Setting ρ to zero and using eq 6.2.3 from Wald tells us that r (1 - 1/h) is constant through the shell. For a thin shell, this means that h is the same inside the shell and outside the shell, because r is the same at the interior of the shell and the exterior of the shell, so h-, h inside the shell, equals h+, h outside the shell.
Adding together 6.2.3 and 6.2.4 from Wald, we get
8 \pi \left(\rho + P \right) \; = \; \frac{ \left(dh/dr \right) } {r h^2 }+ \frac{ \left( df/dr \right) } {r \, f \, h} \; = \; \left( \frac{1}{ r \, f \, h^2 } \right) \, \frac{d}{dr} \left[ f \, h \right]
With ##\rho=0## and P nonzero, we must have f*h vary through the exotic matter shell.
Re-reading this, with P negative, f*h must be decreasing through the shell, which means f is decreasing. (For a thin shell, in the limit f jumps discontinuously). The decrease in f is consistent with the expected negative "Komar mass" of the exotic matter shell.

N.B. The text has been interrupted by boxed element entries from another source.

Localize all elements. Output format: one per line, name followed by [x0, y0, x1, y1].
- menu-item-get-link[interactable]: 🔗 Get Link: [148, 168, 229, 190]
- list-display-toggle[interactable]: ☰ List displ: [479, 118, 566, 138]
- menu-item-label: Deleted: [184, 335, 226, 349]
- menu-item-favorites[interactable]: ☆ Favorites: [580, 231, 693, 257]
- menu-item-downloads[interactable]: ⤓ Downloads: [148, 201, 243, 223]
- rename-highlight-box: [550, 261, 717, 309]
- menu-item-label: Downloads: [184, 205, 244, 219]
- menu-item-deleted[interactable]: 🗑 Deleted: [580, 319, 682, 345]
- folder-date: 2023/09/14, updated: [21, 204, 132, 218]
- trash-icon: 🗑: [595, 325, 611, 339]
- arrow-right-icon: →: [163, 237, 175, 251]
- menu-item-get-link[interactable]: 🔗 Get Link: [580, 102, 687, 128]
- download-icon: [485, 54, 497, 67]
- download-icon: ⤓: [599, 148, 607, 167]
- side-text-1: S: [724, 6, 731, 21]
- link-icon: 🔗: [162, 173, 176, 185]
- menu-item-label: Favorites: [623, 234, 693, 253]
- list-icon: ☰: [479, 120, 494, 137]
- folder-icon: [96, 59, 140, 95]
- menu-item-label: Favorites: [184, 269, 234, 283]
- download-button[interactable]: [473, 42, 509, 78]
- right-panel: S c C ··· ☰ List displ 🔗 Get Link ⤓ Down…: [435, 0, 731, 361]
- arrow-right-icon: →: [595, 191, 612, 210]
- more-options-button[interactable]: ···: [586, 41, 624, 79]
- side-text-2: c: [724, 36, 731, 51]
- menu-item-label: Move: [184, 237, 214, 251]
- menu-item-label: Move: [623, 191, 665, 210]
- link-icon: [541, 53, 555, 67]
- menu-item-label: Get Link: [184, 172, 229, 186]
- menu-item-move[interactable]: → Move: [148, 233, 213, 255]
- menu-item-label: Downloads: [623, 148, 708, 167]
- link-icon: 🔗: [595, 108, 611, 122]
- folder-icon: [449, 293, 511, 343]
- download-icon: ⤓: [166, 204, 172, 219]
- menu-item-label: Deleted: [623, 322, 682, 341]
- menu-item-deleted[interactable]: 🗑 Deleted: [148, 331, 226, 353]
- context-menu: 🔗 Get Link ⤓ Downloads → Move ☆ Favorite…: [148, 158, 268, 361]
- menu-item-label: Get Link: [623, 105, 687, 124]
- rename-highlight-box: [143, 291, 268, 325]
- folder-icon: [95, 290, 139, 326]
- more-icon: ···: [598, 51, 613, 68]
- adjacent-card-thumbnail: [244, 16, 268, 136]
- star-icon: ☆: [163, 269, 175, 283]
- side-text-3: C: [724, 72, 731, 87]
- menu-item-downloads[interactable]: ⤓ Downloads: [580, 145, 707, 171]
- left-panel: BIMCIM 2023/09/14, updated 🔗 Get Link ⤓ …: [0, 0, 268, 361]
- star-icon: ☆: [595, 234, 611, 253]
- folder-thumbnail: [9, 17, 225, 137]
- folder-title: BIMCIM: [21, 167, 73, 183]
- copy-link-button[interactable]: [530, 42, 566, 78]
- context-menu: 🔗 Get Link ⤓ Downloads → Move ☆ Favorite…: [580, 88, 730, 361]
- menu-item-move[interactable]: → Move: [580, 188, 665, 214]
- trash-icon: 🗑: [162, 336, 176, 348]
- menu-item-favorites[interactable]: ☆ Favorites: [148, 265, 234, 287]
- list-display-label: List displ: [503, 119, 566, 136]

I haven't analyzed an "ordinary matter shell", but I would expect that f wouldn't decrease.
In any event, the time dilation factor won't be the same inside and outside the shell. In the limit of the shell having zero mass (which requires exotic matter), the difference in the time dilation between the inside and outside can be entirely attributed to the gravitational effects of the tension in the shell.